When I was just a lad of ten, my father said to me,
"Come here and take a lesson from the lovely lemon tree."
"Don't put your faith in love, my boy", my father said to me,
"I fear you'll find that love is like the lovely lemon tree."
Lemon tree very pretty and the lemon flower is sweet
But the fruit of the poor lemon is impossible to eat.
The opening of this movie, with a Peter, Paul, and Mary song sung in a plaintiff voice, is a haunting beginning to a haunting film. The movie tells a small story in a beautiful and balanced way that shines a light on the bigger Israeli-Palestinian problem.

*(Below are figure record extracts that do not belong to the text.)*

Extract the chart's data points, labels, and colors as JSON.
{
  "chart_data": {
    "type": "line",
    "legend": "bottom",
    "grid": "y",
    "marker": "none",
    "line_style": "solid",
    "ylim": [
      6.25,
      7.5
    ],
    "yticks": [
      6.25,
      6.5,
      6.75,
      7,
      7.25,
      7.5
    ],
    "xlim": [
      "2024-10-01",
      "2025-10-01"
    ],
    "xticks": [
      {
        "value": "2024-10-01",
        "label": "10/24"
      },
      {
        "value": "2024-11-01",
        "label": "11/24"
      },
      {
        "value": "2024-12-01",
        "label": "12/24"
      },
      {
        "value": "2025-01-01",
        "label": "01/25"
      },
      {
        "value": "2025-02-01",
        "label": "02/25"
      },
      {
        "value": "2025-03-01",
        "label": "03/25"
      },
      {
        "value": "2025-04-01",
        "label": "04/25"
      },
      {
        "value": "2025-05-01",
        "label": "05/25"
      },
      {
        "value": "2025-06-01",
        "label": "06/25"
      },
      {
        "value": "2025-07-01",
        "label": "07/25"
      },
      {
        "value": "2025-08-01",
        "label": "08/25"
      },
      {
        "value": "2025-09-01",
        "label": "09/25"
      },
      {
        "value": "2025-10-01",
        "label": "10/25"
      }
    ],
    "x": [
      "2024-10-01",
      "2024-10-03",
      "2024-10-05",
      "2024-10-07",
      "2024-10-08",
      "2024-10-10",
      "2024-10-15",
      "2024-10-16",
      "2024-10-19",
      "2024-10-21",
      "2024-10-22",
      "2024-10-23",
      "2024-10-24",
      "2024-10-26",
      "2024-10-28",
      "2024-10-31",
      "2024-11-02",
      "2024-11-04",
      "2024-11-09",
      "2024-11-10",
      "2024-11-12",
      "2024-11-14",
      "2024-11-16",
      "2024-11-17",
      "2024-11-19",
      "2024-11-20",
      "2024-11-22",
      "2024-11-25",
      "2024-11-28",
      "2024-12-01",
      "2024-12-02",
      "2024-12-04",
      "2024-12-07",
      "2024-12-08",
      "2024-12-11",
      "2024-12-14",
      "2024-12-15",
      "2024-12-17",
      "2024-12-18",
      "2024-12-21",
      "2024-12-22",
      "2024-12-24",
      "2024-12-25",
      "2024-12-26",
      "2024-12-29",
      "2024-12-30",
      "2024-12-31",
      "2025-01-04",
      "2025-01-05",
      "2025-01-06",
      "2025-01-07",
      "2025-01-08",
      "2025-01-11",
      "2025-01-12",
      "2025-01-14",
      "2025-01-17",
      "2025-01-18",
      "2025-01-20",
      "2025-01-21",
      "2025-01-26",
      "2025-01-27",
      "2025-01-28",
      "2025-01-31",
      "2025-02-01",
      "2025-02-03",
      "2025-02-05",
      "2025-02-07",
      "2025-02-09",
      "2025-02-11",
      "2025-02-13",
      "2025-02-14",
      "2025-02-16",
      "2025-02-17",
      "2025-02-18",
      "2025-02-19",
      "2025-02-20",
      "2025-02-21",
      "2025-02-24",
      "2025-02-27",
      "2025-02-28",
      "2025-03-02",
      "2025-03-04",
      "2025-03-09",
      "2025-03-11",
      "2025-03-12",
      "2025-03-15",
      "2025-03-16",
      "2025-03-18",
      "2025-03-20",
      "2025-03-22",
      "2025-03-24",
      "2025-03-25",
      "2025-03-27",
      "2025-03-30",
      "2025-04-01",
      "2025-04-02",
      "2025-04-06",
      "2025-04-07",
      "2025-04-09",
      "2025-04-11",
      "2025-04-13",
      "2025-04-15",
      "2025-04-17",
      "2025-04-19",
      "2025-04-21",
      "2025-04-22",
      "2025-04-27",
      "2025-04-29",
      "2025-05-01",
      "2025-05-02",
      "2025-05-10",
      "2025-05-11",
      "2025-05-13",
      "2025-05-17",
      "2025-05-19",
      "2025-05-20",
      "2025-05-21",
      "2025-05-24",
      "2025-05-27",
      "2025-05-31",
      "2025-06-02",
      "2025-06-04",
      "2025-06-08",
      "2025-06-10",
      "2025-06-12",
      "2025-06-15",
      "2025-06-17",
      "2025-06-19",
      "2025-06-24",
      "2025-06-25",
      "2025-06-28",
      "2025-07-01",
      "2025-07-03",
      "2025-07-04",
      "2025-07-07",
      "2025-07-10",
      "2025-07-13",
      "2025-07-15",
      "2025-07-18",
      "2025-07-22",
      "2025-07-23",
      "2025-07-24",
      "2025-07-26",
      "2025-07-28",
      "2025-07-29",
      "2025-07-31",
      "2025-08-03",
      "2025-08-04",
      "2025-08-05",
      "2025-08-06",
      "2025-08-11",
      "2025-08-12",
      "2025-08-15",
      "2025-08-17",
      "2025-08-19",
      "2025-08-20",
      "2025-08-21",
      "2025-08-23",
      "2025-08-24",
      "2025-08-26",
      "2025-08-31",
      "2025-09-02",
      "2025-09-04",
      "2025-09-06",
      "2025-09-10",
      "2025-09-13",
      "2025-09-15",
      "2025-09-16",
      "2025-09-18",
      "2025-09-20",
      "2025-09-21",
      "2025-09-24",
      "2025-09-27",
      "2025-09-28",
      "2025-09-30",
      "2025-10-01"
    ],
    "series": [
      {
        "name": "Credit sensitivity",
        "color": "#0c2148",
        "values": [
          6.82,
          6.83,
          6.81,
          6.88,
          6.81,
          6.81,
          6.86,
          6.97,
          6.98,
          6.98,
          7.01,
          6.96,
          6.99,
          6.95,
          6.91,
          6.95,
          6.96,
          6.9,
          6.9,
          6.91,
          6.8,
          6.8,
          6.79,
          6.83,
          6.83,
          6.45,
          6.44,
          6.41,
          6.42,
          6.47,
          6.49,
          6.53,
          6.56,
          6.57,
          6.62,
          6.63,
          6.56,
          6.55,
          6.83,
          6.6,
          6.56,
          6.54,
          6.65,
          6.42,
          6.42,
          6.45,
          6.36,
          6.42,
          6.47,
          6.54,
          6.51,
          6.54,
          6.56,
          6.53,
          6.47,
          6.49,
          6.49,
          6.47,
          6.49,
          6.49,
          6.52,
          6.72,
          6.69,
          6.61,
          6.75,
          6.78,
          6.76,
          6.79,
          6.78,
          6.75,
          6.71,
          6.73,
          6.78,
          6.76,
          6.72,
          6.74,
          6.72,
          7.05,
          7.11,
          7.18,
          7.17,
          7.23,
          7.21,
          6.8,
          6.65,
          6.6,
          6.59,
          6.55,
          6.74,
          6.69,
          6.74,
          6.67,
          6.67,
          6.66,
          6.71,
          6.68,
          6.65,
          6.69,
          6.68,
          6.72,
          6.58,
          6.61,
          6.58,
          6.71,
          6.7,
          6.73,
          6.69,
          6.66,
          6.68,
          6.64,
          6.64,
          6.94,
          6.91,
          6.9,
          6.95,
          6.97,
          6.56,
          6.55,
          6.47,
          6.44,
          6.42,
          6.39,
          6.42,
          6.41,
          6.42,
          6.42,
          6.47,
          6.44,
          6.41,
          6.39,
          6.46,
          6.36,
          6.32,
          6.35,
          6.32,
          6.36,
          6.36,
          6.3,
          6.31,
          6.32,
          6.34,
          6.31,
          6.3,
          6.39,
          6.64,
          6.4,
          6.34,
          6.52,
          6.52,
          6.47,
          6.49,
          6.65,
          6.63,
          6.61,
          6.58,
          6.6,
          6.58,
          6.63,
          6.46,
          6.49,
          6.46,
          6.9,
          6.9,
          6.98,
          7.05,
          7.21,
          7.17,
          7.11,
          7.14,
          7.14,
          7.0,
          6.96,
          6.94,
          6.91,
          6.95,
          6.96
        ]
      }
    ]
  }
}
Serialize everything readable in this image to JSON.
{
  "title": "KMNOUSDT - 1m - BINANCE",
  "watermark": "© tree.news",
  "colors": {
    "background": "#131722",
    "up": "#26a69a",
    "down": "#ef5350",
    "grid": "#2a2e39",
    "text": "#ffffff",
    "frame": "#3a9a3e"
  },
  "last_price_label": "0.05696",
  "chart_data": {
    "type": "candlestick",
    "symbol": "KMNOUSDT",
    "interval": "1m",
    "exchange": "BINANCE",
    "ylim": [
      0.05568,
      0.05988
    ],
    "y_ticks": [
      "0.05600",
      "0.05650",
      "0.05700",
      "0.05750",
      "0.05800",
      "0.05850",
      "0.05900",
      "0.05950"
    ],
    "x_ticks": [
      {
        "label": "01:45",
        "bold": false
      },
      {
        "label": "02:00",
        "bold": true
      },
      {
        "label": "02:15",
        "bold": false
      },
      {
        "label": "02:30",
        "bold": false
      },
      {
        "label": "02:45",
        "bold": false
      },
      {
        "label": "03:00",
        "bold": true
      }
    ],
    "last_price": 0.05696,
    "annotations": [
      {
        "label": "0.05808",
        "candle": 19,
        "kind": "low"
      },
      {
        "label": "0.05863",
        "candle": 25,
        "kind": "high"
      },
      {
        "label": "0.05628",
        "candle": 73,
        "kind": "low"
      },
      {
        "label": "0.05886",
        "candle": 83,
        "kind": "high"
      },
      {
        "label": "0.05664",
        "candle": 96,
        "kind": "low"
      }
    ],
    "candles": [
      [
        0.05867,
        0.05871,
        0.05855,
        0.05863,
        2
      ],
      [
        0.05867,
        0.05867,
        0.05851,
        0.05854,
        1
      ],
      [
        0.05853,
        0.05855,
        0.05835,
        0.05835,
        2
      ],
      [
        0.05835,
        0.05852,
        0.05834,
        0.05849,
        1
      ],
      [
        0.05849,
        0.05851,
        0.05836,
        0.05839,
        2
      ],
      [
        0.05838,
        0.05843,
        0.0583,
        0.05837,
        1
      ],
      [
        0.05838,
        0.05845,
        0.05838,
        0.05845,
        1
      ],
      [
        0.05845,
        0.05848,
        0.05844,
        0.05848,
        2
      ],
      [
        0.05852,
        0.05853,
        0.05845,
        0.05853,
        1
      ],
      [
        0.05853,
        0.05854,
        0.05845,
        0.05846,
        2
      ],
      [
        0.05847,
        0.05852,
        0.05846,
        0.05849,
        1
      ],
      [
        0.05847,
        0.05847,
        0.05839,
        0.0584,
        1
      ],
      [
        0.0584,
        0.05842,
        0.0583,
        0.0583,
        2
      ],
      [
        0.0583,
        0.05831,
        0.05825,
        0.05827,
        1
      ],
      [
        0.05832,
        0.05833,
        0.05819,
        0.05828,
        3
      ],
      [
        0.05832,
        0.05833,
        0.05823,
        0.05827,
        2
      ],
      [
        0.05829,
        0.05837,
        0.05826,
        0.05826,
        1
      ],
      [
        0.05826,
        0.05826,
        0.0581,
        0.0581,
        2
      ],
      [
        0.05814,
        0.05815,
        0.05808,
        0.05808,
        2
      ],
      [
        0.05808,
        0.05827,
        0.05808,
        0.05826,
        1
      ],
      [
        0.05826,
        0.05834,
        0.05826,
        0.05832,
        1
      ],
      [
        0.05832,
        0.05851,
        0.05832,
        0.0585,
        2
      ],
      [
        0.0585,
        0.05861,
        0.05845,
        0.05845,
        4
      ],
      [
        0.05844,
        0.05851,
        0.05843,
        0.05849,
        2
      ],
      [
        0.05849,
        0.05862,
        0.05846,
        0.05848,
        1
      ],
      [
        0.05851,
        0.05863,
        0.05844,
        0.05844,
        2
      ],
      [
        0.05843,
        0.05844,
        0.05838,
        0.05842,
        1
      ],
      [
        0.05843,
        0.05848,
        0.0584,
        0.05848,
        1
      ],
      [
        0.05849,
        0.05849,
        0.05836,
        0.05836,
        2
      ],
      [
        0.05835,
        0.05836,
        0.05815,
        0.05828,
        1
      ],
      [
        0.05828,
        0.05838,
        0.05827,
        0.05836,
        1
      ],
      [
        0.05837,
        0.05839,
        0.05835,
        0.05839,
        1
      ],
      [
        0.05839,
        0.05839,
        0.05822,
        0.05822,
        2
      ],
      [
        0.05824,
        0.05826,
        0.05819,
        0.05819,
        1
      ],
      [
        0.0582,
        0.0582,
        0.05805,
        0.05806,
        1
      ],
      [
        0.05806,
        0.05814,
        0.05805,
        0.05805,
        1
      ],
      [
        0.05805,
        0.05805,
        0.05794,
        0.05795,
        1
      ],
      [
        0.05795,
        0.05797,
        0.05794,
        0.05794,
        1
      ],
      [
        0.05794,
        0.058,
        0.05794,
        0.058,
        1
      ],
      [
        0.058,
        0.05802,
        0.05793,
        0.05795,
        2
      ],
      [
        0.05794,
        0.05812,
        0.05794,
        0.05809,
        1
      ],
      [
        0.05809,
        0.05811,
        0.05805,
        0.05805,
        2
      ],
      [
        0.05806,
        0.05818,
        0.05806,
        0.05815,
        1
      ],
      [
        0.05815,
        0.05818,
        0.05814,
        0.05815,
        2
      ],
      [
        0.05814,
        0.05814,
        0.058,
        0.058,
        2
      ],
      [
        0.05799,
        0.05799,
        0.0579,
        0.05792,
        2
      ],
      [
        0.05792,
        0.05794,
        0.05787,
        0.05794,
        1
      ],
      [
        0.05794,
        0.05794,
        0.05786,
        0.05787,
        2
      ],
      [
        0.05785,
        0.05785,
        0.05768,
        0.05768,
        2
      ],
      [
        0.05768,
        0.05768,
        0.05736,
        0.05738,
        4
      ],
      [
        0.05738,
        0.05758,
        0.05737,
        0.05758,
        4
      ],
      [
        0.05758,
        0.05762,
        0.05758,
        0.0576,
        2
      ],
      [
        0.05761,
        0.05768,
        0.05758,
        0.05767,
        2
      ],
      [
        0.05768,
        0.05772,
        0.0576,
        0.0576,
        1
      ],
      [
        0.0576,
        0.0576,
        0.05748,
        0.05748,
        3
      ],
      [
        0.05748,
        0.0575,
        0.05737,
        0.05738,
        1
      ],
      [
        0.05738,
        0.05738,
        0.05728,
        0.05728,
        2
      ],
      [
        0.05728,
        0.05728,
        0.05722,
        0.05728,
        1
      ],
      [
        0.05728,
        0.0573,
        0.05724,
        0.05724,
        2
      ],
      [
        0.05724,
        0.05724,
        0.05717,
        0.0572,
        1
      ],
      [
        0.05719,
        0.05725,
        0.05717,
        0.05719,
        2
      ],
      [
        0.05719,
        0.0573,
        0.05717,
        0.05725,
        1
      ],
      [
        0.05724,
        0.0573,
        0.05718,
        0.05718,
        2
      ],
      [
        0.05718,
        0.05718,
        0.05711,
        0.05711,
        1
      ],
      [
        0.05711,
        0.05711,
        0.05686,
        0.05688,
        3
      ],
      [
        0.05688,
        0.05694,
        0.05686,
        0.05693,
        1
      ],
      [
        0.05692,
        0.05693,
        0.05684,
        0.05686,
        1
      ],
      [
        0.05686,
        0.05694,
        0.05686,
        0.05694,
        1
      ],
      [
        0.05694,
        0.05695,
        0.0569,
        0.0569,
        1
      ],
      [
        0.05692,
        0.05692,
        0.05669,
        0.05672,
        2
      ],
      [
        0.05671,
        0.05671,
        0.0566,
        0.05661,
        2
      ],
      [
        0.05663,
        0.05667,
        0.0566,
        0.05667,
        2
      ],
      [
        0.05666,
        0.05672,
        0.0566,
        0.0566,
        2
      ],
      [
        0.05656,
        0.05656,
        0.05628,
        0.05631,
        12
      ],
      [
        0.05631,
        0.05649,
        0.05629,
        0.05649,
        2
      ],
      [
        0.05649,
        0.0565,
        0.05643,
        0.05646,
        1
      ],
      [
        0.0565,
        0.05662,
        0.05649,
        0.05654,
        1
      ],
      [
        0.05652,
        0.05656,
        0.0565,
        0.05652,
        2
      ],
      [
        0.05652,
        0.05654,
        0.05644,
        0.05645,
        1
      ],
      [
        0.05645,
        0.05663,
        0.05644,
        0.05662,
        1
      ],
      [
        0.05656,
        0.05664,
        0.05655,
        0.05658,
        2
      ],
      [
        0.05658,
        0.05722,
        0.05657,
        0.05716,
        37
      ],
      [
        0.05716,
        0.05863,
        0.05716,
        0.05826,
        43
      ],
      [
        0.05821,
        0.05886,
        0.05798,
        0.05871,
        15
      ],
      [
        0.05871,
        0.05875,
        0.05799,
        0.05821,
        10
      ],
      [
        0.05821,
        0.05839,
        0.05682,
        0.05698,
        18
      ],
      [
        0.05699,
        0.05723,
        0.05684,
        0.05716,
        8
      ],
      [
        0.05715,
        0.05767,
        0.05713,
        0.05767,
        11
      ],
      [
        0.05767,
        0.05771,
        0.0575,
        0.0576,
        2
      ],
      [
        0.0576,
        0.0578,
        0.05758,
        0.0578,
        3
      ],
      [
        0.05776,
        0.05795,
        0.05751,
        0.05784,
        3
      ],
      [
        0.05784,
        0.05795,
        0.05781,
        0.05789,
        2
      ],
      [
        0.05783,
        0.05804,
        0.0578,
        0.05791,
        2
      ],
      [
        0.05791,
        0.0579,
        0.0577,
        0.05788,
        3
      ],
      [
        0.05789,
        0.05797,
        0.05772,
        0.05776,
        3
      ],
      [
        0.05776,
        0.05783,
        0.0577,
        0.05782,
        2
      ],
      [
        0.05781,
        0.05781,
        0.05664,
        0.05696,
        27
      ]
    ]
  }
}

There is a plea for women to rule nations for a more peaceful world embedded within this film.

I have been slowly but surely falling in love with Israeli films--the intensity of life there, where man has lived in conflict for several thousand years, is sympathetically portrayed time and time again. Yet even in that atmosphere, this is a memorable movie. The movie is directed by Eran Riklis, whose 2004 movie, “The Syrian Bride,” explored Israeli-Arab border tensions in a deeply moving way--non-judgmental and yet the conclusion was clear. This is also a wrenching, richly layered feminist allegory as well as a geopolitical one. Salma Zidane (Hiam Abbass) is a Palestinian woman whose history has put her in the wrong place at the wrong time--Navon, the Israeli Defense minister movies in next door and her life is changed forever. The movie is summarized nicely in the New York Times review (to go to link, click on title), and the details of the story are well told. But the mournfulness of women, who live with what powerful men have wrought (and perpetuate) is part of the story that is not so much told as etched out in the faces of Salma and Navon's wife, Mira. I would rather that they be in charge of solving the dilemma than the men who feel it is their job to do so. The futility, the short range answers that complicate long term solutions, and the inevitability of people perpetually doing the wrong thing for the right reasons sadly plays out to the predictable ending. And you will not easily forget it.